Ich schnitt ihm Zeitungsartikel aus, um die er mich bat, sie ihm vorzulesen, bis er dann abbrach:

„Für heute ist es genug, mein Sohn. Ich bin jetzt zu müde, um andere Neuigkeiten aufzunehmen.

Ich danke dir für dein Kommen und freue mich, dich morgen zu sehen.“ Dies gab es nicht mehr.

Die behutsamen Worte des Oberarztes, dass es für Vater auch eine Erleichterung gewesen wäre.

Dieses oft sowie unverhoffte „nur mal auf den Sprung Vorbeikommen“ von Anton, der sich sorgte.

Der berührende, Tränen lose Mut meiner Mutter, der von Georgia mitgetragen wurde. Sie reiste kurzentschlossen zu uns mit einem Stapel von Prüfungsarbeiten, die von ihr zensiert und zurück

gesendet werden mussten. Es war vor Ende des Schuljahres, während sich andere auf die Ferien

freuten. Der Krankenhausgeruch, an den ich mich gewöhnt hatte, den ich mit nach Hause nahm.

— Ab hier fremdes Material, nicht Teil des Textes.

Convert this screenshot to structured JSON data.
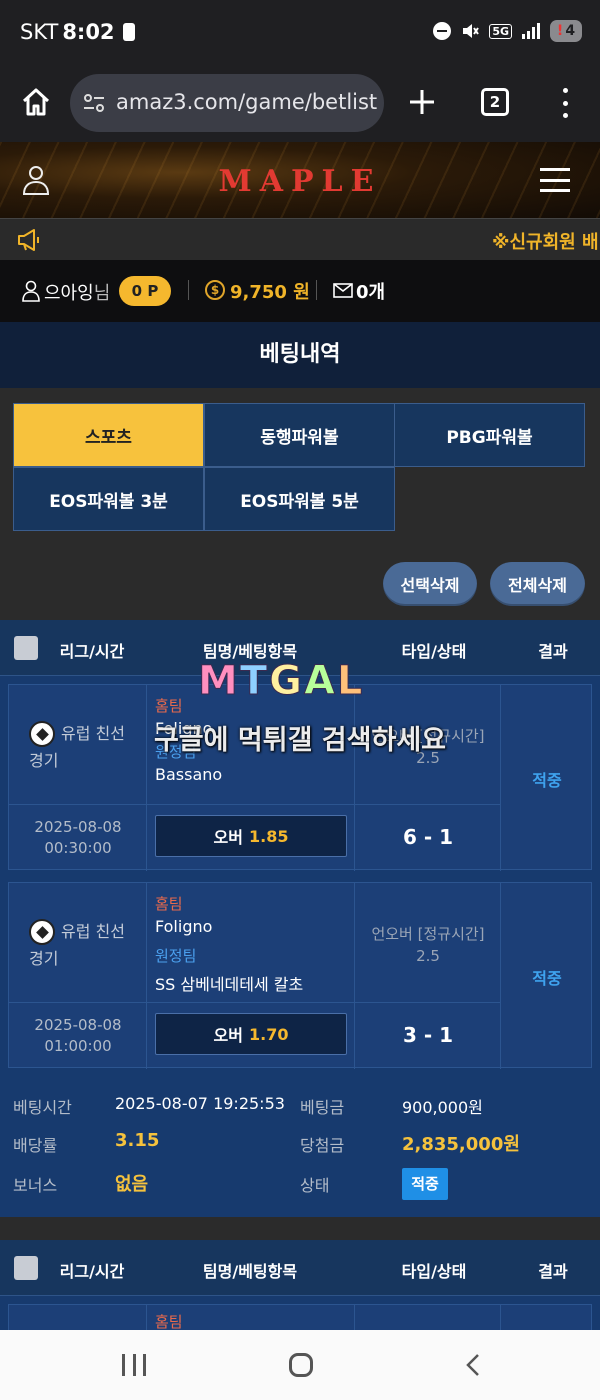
{
  "status_bar": {
    "carrier": "SKT",
    "time": "8:02",
    "network": "5G",
    "battery": "4"
  },
  "browser": {
    "url": "amaz3.com/game/betlist",
    "tab_count": "2"
  },
  "site": {
    "logo": "MAPLE",
    "notice": "※신규회원 배"
  },
  "user": {
    "name": "으아잉",
    "honorific": "님",
    "points": "0 P",
    "coin_symbol": "$",
    "money": "9,750 원",
    "messages": "0개"
  },
  "page_title": "베팅내역",
  "tabs": [
    {
      "label": "스포츠",
      "active": true
    },
    {
      "label": "동행파워볼",
      "active": false
    },
    {
      "label": "PBG파워볼",
      "active": false
    },
    {
      "label": "EOS파워볼 3분",
      "active": false
    },
    {
      "label": "EOS파워볼 5분",
      "active": false
    }
  ],
  "actions": {
    "delete_selected": "선택삭제",
    "delete_all": "전체삭제"
  },
  "table_headers": {
    "league_time": "리그/시간",
    "team_bet": "팀명/베팅항목",
    "type_status": "타입/상태",
    "result": "결과"
  },
  "bet_slip_1": {
    "matches": [
      {
        "league": "유럽 친선",
        "league2": "경기",
        "home_label": "홈팀",
        "home_team": "Foligno",
        "away_label": "원정팀",
        "away_team": "Bassano",
        "type": "언오버 [정규시간]",
        "line": "2.5",
        "date": "2025-08-08",
        "time": "00:30:00",
        "pick": "오버",
        "odds": "1.85",
        "score": "6 - 1",
        "result": "적중"
      },
      {
        "league": "유럽 친선",
        "league2": "경기",
        "home_label": "홈팀",
        "home_team": "Foligno",
        "away_label": "원정팀",
        "away_team": "SS 삼베네데테세 칼초",
        "type": "언오버 [정규시간]",
        "line": "2.5",
        "date": "2025-08-08",
        "time": "01:00:00",
        "pick": "오버",
        "odds": "1.70",
        "score": "3 - 1",
        "result": "적중"
      }
    ],
    "summary": {
      "bet_time_label": "베팅시간",
      "bet_time": "2025-08-07 19:25:53",
      "bet_amount_label": "베팅금",
      "bet_amount": "900,000원",
      "odds_label": "배당률",
      "odds": "3.15",
      "win_amount_label": "당첨금",
      "win_amount": "2,835,000원",
      "bonus_label": "보너스",
      "bonus": "없음",
      "status_label": "상태",
      "status": "적중"
    }
  },
  "bet_slip_2": {
    "home_label": "홈팀"
  },
  "watermark": {
    "logo": "MTGAL",
    "text": "구글에 먹튀갤 검색하세요"
  },
  "colors": {
    "accent": "#f7c23d",
    "panel": "#173a6e",
    "hit": "#1f8fe6",
    "home": "#e86a4c",
    "away": "#4ba0ee"
  }
}
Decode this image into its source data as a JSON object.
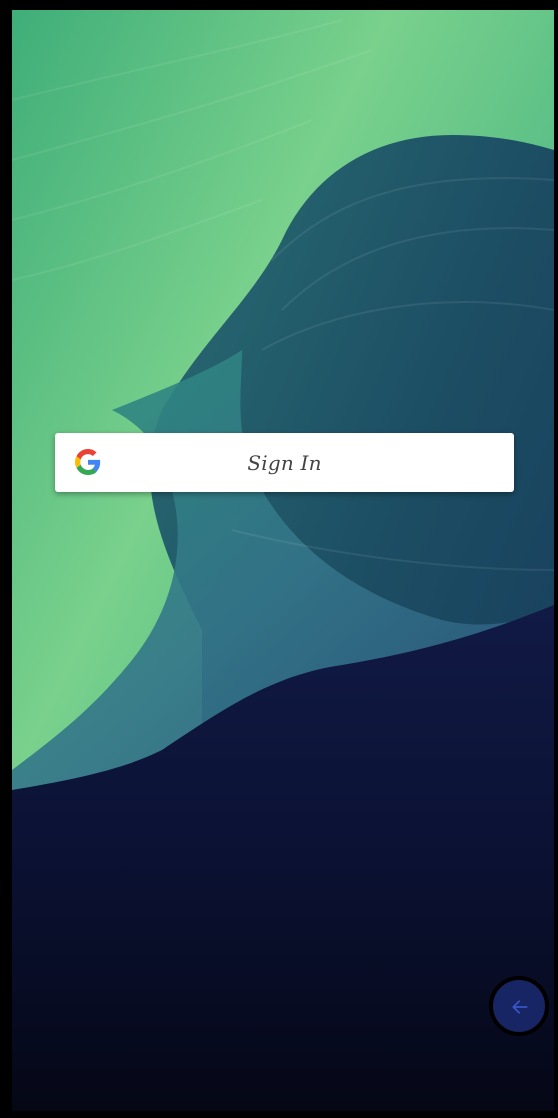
{
  "signin": {
    "label": "Sign In",
    "icon": "google-icon"
  },
  "fab": {
    "icon": "arrow-left-icon"
  }
}
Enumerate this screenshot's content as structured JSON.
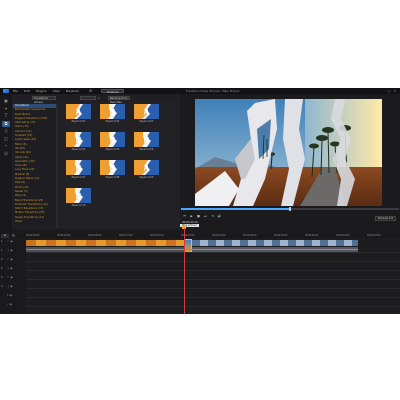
{
  "app": {
    "menu": [
      "File",
      "Edit",
      "Plugins",
      "View",
      "Playback"
    ],
    "gear_icon": "gear-icon",
    "produce_label": "Produce",
    "project_title": "Transition Video Tutorial - Main Project"
  },
  "toolbar": {
    "tools": [
      {
        "name": "media-icon",
        "glyph": "▣"
      },
      {
        "name": "effects-icon",
        "glyph": "✦"
      },
      {
        "name": "title-icon",
        "glyph": "T"
      },
      {
        "name": "transition-icon",
        "glyph": "⧉"
      },
      {
        "name": "audio-icon",
        "glyph": "♫"
      },
      {
        "name": "pip-icon",
        "glyph": "◫"
      },
      {
        "name": "particle-icon",
        "glyph": "✧"
      },
      {
        "name": "sticker-icon",
        "glyph": "☺"
      }
    ],
    "active_index": 3
  },
  "library": {
    "dropdown": "Transitions Library",
    "filter": "Remove from Favorites",
    "categories": [
      "Transitions",
      "Blockbuster Sequences",
      "Dual Motion",
      "Elegant Transitions (125)",
      "Alternative (72)",
      "Glitch (15)",
      "Cartoon (11)",
      "Gradient (53)",
      "Light Leaks (22)",
      "Block (6)",
      "3D (84)",
      "3D-Like (40)",
      "Alpha (41)",
      "Geometric (39)",
      "Grid (18)",
      "Lens Flare (20)",
      "Medical (8)",
      "Organic Blend (11)",
      "Peel (9)",
      "Photo (13)",
      "Speed (5)",
      "Wipe (4)",
      "Blend Transitions (23)",
      "Dramatic Transitions (32)",
      "Glitch Transitions (15)",
      "Motion Transitions (35)",
      "Shape Transitions (11)",
      "Other"
    ],
    "selected_category_index": 0,
    "thumbs": [
      {
        "label": "Papercut 01",
        "col": 0,
        "row": 0,
        "variant": "a"
      },
      {
        "label": "Papercut 02",
        "col": 1,
        "row": 0,
        "variant": "b"
      },
      {
        "label": "Papercut 03",
        "col": 2,
        "row": 0,
        "variant": "a"
      },
      {
        "label": "Papercut 04",
        "col": 0,
        "row": 1,
        "variant": "b"
      },
      {
        "label": "Papercut 05",
        "col": 1,
        "row": 1,
        "variant": "b"
      },
      {
        "label": "Papercut 06",
        "col": 2,
        "row": 1,
        "variant": "b"
      },
      {
        "label": "Papercut 07",
        "col": 0,
        "row": 2,
        "variant": "b"
      },
      {
        "label": "Papercut 08",
        "col": 1,
        "row": 2,
        "variant": "b"
      },
      {
        "label": "Papercut 09",
        "col": 2,
        "row": 2,
        "variant": "a"
      },
      {
        "label": "Papercut 10",
        "col": 0,
        "row": 3,
        "variant": "b"
      }
    ]
  },
  "preview": {
    "progress_fraction": 0.5,
    "controls": [
      "⏮",
      "▶",
      "■",
      "⏭",
      "⟲",
      "🔊"
    ],
    "timecode": "00:00:30:16",
    "resolution": "Preview 1/2",
    "tooltip": "Stop (Ctrl+/)"
  },
  "timeline": {
    "btn_a": "⊞",
    "btn_b": "▤",
    "ticks": [
      "00:00:00:00",
      "00:00:04:00",
      "00:00:08:00",
      "00:00:12:00",
      "00:00:16:00",
      "00:00:20:00",
      "00:00:24:00",
      "00:00:28:00",
      "00:00:32:00",
      "00:00:36:00",
      "00:00:40:00",
      "00:00:44:00"
    ],
    "tracks": [
      {
        "num": "1",
        "icon": "▭"
      },
      {
        "num": "1",
        "icon": "♫"
      },
      {
        "num": "2",
        "icon": "▭"
      },
      {
        "num": "2",
        "icon": "♫"
      },
      {
        "num": "3",
        "icon": "▭"
      },
      {
        "num": "3",
        "icon": "♫"
      },
      {
        "num": "",
        "icon": "T"
      },
      {
        "num": "",
        "icon": "♪"
      }
    ]
  },
  "colors": {
    "accent": "#4ea6ff",
    "orange": "#e69a2e",
    "playhead": "#d43a3a"
  }
}
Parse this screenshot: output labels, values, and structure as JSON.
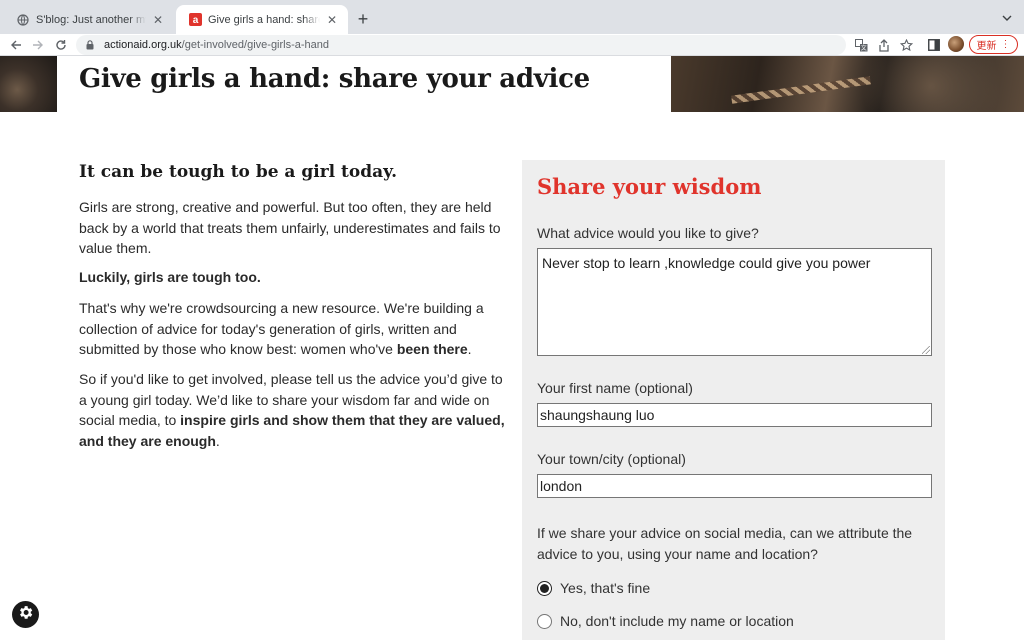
{
  "browser": {
    "tabs": [
      {
        "title": "S'blog: Just another myblog.ac",
        "favicon": "globe-icon",
        "active": false
      },
      {
        "title": "Give girls a hand: share your ac",
        "favicon": "actionaid-icon",
        "active": true
      }
    ],
    "url_host": "actionaid.org.uk",
    "url_path": "/get-involved/give-girls-a-hand",
    "update_label": "更新"
  },
  "page": {
    "title": "Give girls a hand: share your advice",
    "intro_heading": "It can be tough to be a girl today.",
    "p1": "Girls are strong, creative and powerful. But too often, they are held back by a world that treats them unfairly, underestimates and fails to value them.",
    "p2": "Luckily, girls are tough too.",
    "p3_a": "That's why we're crowdsourcing a new resource. We're building a collection of advice for today's generation of girls, written and submitted by those who know best: women who've ",
    "p3_b": "been there",
    "p3_c": ".",
    "p4_a": "So if you'd like to get involved, please tell us the advice you’d give to a young girl today. We’d like to share your wisdom far and wide on social media, to ",
    "p4_b": "inspire girls and show them that they are valued, and they are enough",
    "p4_c": "."
  },
  "form": {
    "title": "Share your wisdom",
    "advice_label": "What advice would you like to give?",
    "advice_value": "Never stop to learn ,knowledge could give you power",
    "name_label": "Your first name (optional)",
    "name_value": "shaungshaung luo",
    "town_label": "Your town/city (optional)",
    "town_value": "london",
    "attribution_question": "If we share your advice on social media, can we attribute the advice to you, using your name and location?",
    "options": [
      {
        "label": "Yes, that's fine",
        "selected": true
      },
      {
        "label": "No, don't include my name or location",
        "selected": false
      }
    ]
  },
  "colors": {
    "accent": "#e0342c",
    "panel_bg": "#eeeeee"
  }
}
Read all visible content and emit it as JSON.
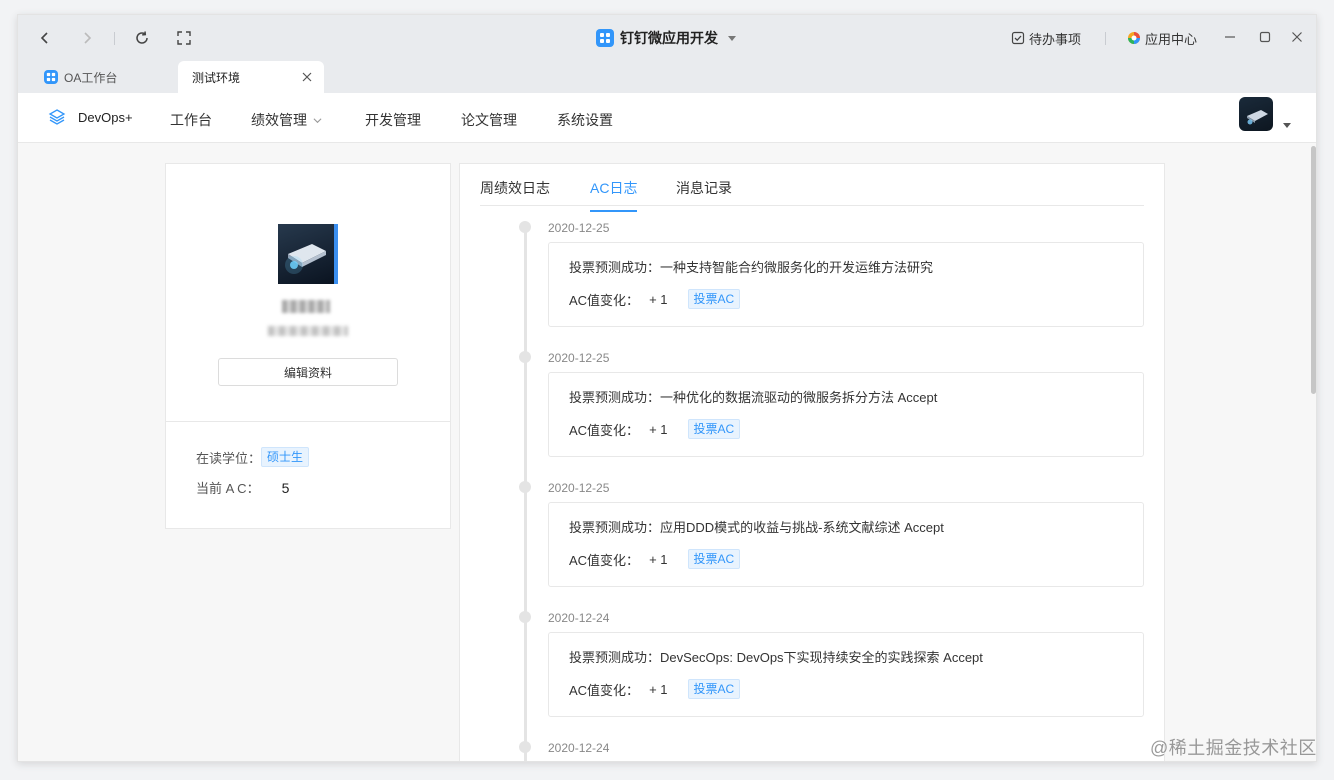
{
  "titlebar": {
    "app_title": "钉钉微应用开发",
    "todo_label": "待办事项",
    "app_center_label": "应用中心"
  },
  "browser_tabs": [
    {
      "label": "OA工作台",
      "active": false
    },
    {
      "label": "测试环境",
      "active": true
    }
  ],
  "header": {
    "brand": "DevOps+",
    "menu": [
      "工作台",
      "绩效管理",
      "开发管理",
      "论文管理",
      "系统设置"
    ]
  },
  "profile": {
    "edit_button": "编辑资料",
    "degree_label": "在读学位：",
    "degree_value": "硕士生",
    "ac_label": "当前 A C：",
    "ac_value": "5"
  },
  "log_tabs": {
    "items": [
      "周绩效日志",
      "AC日志",
      "消息记录"
    ],
    "active": "AC日志"
  },
  "timeline": [
    {
      "date": "2020-12-25",
      "title": "投票预测成功：一种支持智能合约微服务化的开发运维方法研究",
      "ac_label": "AC值变化：",
      "ac_change": "+ 1",
      "tag": "投票AC"
    },
    {
      "date": "2020-12-25",
      "title": "投票预测成功：一种优化的数据流驱动的微服务拆分方法 Accept",
      "ac_label": "AC值变化：",
      "ac_change": "+ 1",
      "tag": "投票AC"
    },
    {
      "date": "2020-12-25",
      "title": "投票预测成功：应用DDD模式的收益与挑战-系统文献综述 Accept",
      "ac_label": "AC值变化：",
      "ac_change": "+ 1",
      "tag": "投票AC"
    },
    {
      "date": "2020-12-24",
      "title": "投票预测成功：DevSecOps: DevOps下实现持续安全的实践探索 Accept",
      "ac_label": "AC值变化：",
      "ac_change": "+ 1",
      "tag": "投票AC"
    },
    {
      "date": "2020-12-24"
    }
  ],
  "watermark": "@稀土掘金技术社区",
  "colors": {
    "accent": "#3296fa",
    "tag_bg": "#e8f3fe"
  }
}
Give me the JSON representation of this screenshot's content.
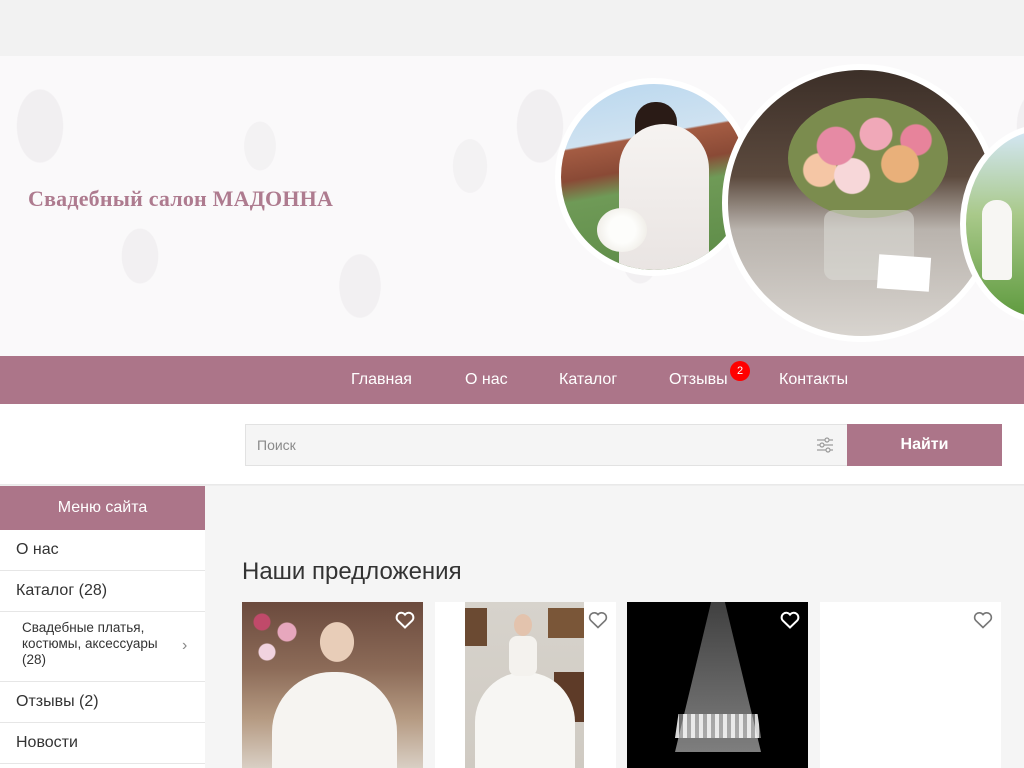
{
  "header": {
    "site_title": "Свадебный салон МАДОННА"
  },
  "nav": {
    "items": [
      "Главная",
      "О нас",
      "Каталог",
      "Отзывы",
      "Контакты"
    ],
    "reviews_badge": "2"
  },
  "search": {
    "placeholder": "Поиск",
    "button_label": "Найти"
  },
  "sidebar": {
    "title": "Меню сайта",
    "items": [
      "О нас",
      "Каталог (28)",
      "Свадебные платья, костюмы, аксессуары (28)",
      "Отзывы (2)",
      "Новости"
    ]
  },
  "main": {
    "section_title": "Наши предложения"
  },
  "colors": {
    "accent": "#ac7589",
    "title_color": "#ae7b8f",
    "badge": "#ff0000"
  }
}
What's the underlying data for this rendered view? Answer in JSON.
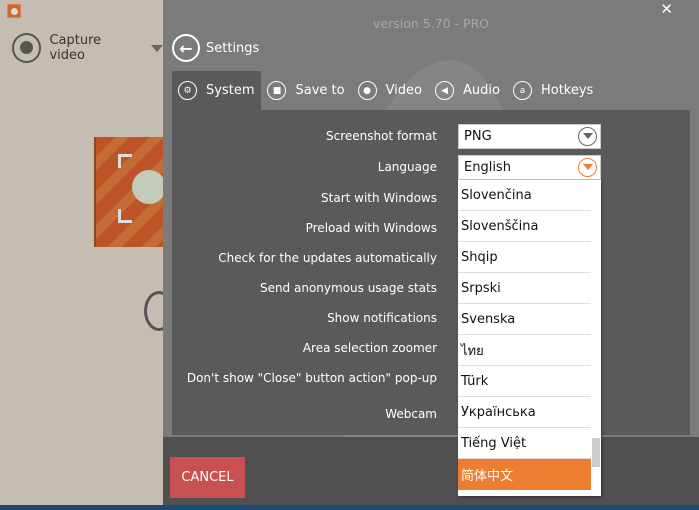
{
  "app": {
    "capture_label": "Capture video",
    "version": "version 5.70 - PRO",
    "close": "✕"
  },
  "header": {
    "title": "Settings",
    "back": "←"
  },
  "tabs": [
    {
      "label": "System",
      "icon": "gears-icon"
    },
    {
      "label": "Save to",
      "icon": "folder-icon"
    },
    {
      "label": "Video",
      "icon": "record-icon"
    },
    {
      "label": "Audio",
      "icon": "speaker-icon"
    },
    {
      "label": "Hotkeys",
      "icon": "keyboard-key-icon"
    }
  ],
  "settings": [
    "Screenshot format",
    "Language",
    "Start with Windows",
    "Preload with Windows",
    "Check for the updates automatically",
    "Send anonymous usage stats",
    "Show notifications",
    "Area selection zoomer",
    "Don't show \"Close\" button action\" pop-up",
    "Webcam"
  ],
  "screenshot_format": "PNG",
  "language": {
    "value": "English",
    "options": [
      "Slovenčina",
      "Slovenščina",
      "Shqip",
      "Srpski",
      "Svenska",
      "ไทย",
      "Türk",
      "Українська",
      "Tiếng Việt",
      "简体中文"
    ],
    "highlighted": "简体中文"
  },
  "footer": {
    "cancel": "CANCEL"
  },
  "colors": {
    "accent": "#ed7d31",
    "cancel": "#c85050",
    "panel": "#5a5a5a"
  }
}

Stetig und ständig das Gefühl, dass wir in den Strom geraten sind, der uns immer weiter abtreibt

und alles von uns wegträgt. Soweit, bis es kein Entrinnen mehr gibt, bis er über jenes Wehr zieht

und wir gleich Borken im Strom vergehen, ohne zu wissen, wann für uns ein neues Ufer kommt.

Woche für Woche verging, und mein Vater wurde weniger und weniger. Es war nicht der Mann,

den wir einmal gekannt hatten. Es war wie das Grinsen einer Katze,- und das, verdammt, behielt

er bei, bis er war wie der letzte Sonnenrand am Meereshorizont. Ehe sein endgültiges Ende kam,

hatten wir genügend Zeit, uns an die Situation zu gewöhnen. Der Standesbeamte, Anton so gütig

und verständig, der Bestattungsunternehmer, die Briefe entfernter Verwandter. – Ich war mit der

Zeit auf sie alle gefasst. Am Morgen des Begräbnisses trat ich hinaus und schnitt die Dahlien ab,

jede einzeln stehende Rose. Es geschah nicht in voller Absicht. Eher gehorchte ich einer inneren

Eingebung. So etwa wie ein unbewusstes Echo auf die alten Griechen, die sich ihr Haar schoren.